For reasons I mentioned above, tethers are often deployed from the robot, not from base equipment. In underwater applications, you can usually feed the tether from the base without the problems seen on land. When choosing where to deploy the tether from you will need to consider:
- Can your robot support the volume/mass of the tether?
- Where are the snag points?
- Volume of the tether, which is: Volume = Area of cable x length of the cable
- Heat generated by the tether from I2R losses.

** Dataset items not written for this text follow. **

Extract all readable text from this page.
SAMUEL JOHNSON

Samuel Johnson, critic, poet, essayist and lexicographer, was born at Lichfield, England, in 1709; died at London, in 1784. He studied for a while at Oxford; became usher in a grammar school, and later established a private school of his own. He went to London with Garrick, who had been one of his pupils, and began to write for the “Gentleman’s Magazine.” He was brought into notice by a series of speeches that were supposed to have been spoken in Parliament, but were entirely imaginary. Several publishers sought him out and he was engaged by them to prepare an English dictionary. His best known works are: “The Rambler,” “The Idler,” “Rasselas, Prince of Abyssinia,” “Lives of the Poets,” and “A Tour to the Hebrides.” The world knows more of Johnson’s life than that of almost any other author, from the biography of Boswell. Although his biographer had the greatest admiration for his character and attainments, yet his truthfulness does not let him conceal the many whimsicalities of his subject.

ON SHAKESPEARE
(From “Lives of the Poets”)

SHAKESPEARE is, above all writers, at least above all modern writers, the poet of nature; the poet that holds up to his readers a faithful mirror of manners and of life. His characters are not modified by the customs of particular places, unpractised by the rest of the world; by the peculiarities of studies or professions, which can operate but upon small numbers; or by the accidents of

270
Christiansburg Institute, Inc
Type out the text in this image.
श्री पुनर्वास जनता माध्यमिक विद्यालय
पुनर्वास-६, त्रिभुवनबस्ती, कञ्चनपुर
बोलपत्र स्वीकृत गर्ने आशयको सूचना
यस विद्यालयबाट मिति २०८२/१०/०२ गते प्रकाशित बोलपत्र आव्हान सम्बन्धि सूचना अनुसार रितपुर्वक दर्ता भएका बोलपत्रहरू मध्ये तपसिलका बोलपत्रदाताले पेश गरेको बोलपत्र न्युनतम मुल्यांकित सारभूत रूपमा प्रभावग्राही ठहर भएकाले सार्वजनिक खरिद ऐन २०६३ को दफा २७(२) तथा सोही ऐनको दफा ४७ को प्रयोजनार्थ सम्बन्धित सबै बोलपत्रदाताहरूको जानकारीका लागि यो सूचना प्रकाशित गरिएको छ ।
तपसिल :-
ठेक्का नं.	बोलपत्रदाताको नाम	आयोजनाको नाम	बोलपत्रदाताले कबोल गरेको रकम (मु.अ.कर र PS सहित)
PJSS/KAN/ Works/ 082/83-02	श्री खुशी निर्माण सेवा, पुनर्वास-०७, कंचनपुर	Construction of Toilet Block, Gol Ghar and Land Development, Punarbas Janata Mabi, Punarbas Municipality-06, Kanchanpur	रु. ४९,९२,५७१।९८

This paper from Dante is a must read for anyone developing a tethered robot. Dante is a robot that flipped while trying to climb out from a volcano partially due to bad tether angles on difficult terrain. While people often point to Dante as an example of why tethers are bad, there are more examples of tethers being used successfully. In the nuclear accident of Chernobyl, a number of robotic (tele-operated) vehicles (robot pictures) were used in the recovery and cleanup. The robots were used for many things such as inspection, pushing radioactive material out of the way, turning over radioactive dirt and moving containers. Most of those robots were tethered (about 55 of the 60 vehicles). Many of those robots ultimately perished due to tether malfunctions, but that was after operating for extended times and doing good work. With new technology, better cable design, lower powered devices, better proprioception of the tether we should be able to do a better job building tethers.
TReX is another paper that you need to check out before designing a tethered robot.
This is not really related but it is an interesting video showing Chernobyl robots and video from them (at least I think, it is in Russian).
I think tethers often get a bad name, however, they can be used. In order to use a tether, the design must be carefully evaluated and the concept of operations of the robot needs to be reviewed. Once the robot is built people need to monitor the tether while the robot is operating.